I will never forget the realtor's shriek of surprise when she pulled down the dusty steps to that dark attic. We were nearing the end of a long day of looking at old houses, and this one looked promising. But apparently someone else had already taken up residence.
I saw the flash of wings and felt the breeze as the bird zipped right over my head.
The realtor had turned white as a ghost. I later learned that she actually did believe in ghosts, and when she saw something dark and menacing coming at her from the attic, you can probably imagine what went through her head! She uttered a few choice words in the midst of her terror, and now my husband was bent almost double, laughing so hard he could barely breathe.
We left the attic door open so the bird could go back to wherever it had come from, and we went to the next house on the list. There were no other encounters with birds that day, but it wasn't the first time -- nor would it be the last -- that I would come face-to-face with birds who wanted to carve out their own little corner of my old house for themselves.
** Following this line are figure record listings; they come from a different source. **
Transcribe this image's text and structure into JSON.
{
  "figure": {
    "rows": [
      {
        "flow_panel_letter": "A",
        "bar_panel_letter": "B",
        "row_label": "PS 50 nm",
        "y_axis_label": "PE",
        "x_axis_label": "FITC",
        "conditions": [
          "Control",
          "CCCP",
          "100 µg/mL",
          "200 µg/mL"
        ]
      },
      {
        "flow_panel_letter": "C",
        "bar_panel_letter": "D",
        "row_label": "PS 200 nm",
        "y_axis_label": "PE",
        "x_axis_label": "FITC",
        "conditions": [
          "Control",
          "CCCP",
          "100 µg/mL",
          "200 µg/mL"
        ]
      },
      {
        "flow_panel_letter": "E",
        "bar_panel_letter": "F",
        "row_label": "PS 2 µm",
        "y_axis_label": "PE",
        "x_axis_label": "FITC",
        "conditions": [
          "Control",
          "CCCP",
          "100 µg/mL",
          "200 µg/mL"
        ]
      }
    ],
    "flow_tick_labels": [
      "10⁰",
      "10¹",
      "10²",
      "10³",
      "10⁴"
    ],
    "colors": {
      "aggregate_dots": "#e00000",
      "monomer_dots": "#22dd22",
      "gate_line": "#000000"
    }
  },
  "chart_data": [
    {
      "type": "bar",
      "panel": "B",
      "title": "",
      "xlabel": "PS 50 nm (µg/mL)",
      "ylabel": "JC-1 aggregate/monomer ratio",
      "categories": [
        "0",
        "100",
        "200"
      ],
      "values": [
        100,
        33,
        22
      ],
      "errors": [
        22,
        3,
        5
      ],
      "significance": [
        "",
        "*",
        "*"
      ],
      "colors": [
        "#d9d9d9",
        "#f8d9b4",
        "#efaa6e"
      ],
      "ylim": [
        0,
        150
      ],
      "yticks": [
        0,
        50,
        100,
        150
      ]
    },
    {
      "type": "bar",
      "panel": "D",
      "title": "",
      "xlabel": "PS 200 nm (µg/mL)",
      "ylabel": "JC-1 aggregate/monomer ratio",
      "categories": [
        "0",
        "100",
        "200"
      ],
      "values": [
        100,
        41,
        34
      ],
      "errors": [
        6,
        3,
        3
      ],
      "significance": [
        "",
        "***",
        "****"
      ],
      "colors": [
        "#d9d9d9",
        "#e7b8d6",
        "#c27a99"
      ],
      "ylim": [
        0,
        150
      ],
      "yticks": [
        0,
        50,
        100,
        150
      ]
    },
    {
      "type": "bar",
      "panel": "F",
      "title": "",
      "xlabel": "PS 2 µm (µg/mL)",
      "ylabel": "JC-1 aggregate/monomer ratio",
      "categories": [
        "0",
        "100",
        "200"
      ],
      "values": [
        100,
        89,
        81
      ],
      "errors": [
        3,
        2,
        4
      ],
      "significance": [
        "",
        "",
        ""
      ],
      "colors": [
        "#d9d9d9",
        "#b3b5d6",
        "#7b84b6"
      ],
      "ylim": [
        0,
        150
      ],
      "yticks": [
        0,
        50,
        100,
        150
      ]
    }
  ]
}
How to safely remove birds from your home
I am a huge animal lover, and it has always pained me to have to move an animal from their chosen spot, even if that place happened to be a huge inconvenience or problem for me. Those little creatures have a right to happiness too, right? But when they set up reside in or around the house, it's important to remember who actually pays the mortgage.
Birds in old house attics are actually quite common, thanks to deterioration of soffits, vent openings that haven't been covered properly, and simple neglect that allows for damaged areas to remain. Besides that, a particular lovely bird known as the chimney swift prefers to build nests on the inside walls of chimneys; old houses happen to have clay liners in stone or brick and mortar chimneys, which is much easier for them to hold onto than the sleek metal liners of modern homes.
There are a few guidelines to remember when removing birds from your home. The biggest issue is the nest: Do they have one? Are there eggs or fledglings in it? The presence of a nest doesn't preclude you from exclusion methods to keep the bird out. However, if the bird already has eggs or fledglings, the best thing to do is simply leave them alone for a few weeks. Most baby birds find their way into the world within three to four weeks; as soon as you notice the nest is empty, use simply exclusion measures to keep the birds from coming back.
For chimney swifts, the story is a bit different. These beautiful creatures are protected under the Migratory Bird Treaty Act. Anyone who knowingly destroys them or their nests can be fined or penalized. However, these tiny nests can be left in place until the young have flown the coop, and then a chimney cap can prevent them from coming back.
It's a good idea to hire a professional to ensure that your home is sealed off from new birds showing up to create nests in attractive places. A wildlife exclusion expert might charge anywhere from $300 to $1,000 or more, depending upon the extent of the work, but it's worth it to ensure your feathered friends stay safe and your home is yours, and yours alone.